3. A 10% drop from any rolling new high is a trigger to end the short term investment.
4. I re-entry the investment after a new "higher low" trend has been re-established (again, I try to confirm this with 5-10 days of data).

Here GDX's long term chart showing these many short term "spikes" (a 20-30% movement in these short spikes).

image

Here's the last three months (25% upward spike movement). Over the short term, GDX has been making "higher lows" in a pretty consistent manner. You can see it has bounced off the trend line I've drawn a number of times over the last 3 months. This week it is testing the short term trend line again and actually seems to have broken through. I am using GDX's price of $25 (which is 10% below its rolling high price of $27.73) as a potential trigger point to close out this momentum play. If it bouces up above the trendline I would be encouraged to hold this position. I'll see how this works out by weeks end.
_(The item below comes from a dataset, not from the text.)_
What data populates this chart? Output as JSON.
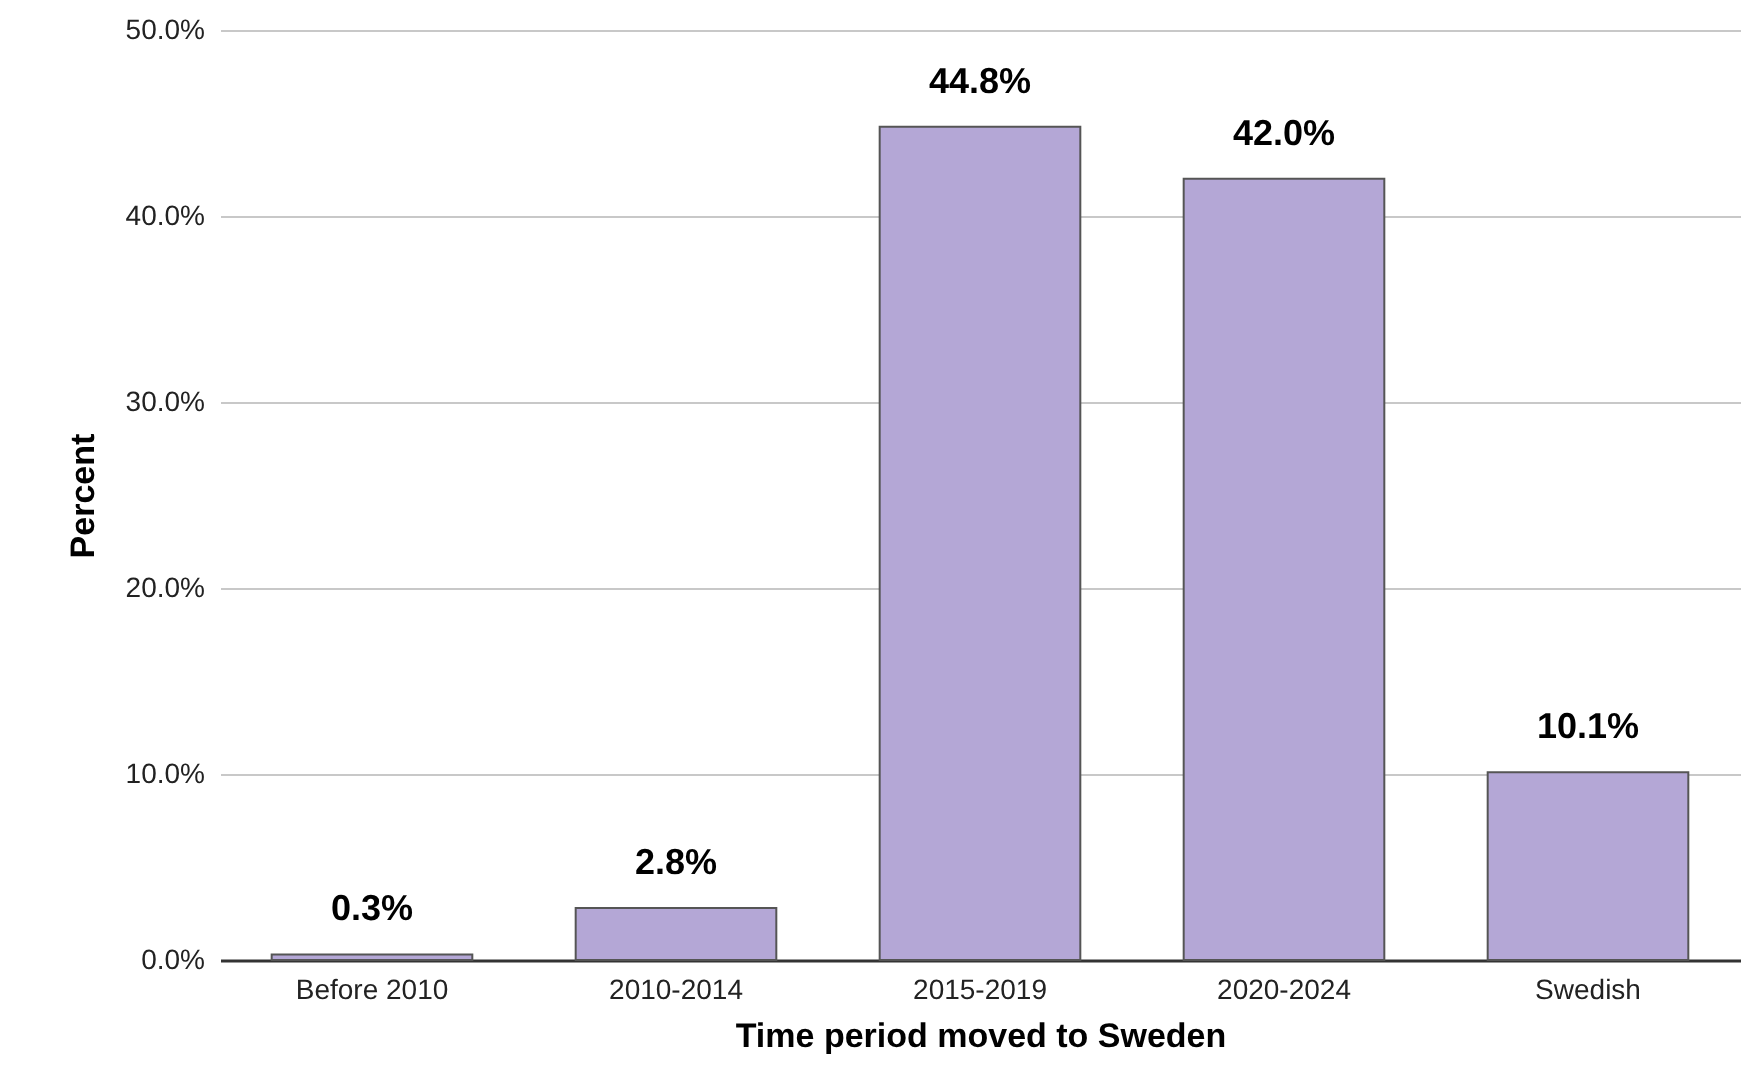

I would be interested in hearing from others who use a momentum strategy for all or part of your investments (speculations).

image

Comments

  • @bee, you seem to be reinventing technical trading with your own home-grown empirical observations. All of these observations have already been quantified and formalized in terms of moving averages, Bollinger bands, trend lines, convergence and divergence, etc. Suggest, you read a good primer on technical trading.

    It has been so studied that I would be skeptical of anyone coming up with anything new in this graphing and charting. Most new things work and then they don't anymore.

    My conclusions after studying these is that none of them provide a reliable indication EXCEPT as a self-fulfilling prophecy when enough people follow and act on it. The support and resistance lines work more often than not precisely because enough trading is based on it and self-sustain it. This is not very different from fundamentals based trading which works as long as enough people believe in it and act on it to influence the markets.

    So, my approach to this is not to do more reading of tea leaves to detect my own indicators or signals but rather exploit the herd behavior of people that do technical trading. Find the most popular technical indicators and use it as an indicator not because it has some magical crystal ball powers but because you can depend on the herd behavior based on the indicators.

    In a way, it is like front-running buy and sell technical indicators because enough people are going to act on it to influence the markets. When enough people start doing the same, then this strategy will not work any more.
  • I have done some momentum trading of my own over several years. One cautionary note is not to use volatile, narrow classes like gold miners. Institutional investors/big money can move in and out of these relatively quickly. You can get whip-sawed. It is better to stay with less volatile, persistent trends than volatile shorter-term trends. You should calibrate your exit stops based on volatility (you can only go by historical as an estimate anyways) over the time-frame of your expected trading scale (hours, days, months, etc.). Do some back-testing to see if your strategy can work. Back-testing is not a guarantee it will work in future, but at least it will eliminate some ideas that have high likelihood of failure. If you still want to trade, make sure you size your positions so that you can stomach the expected loss.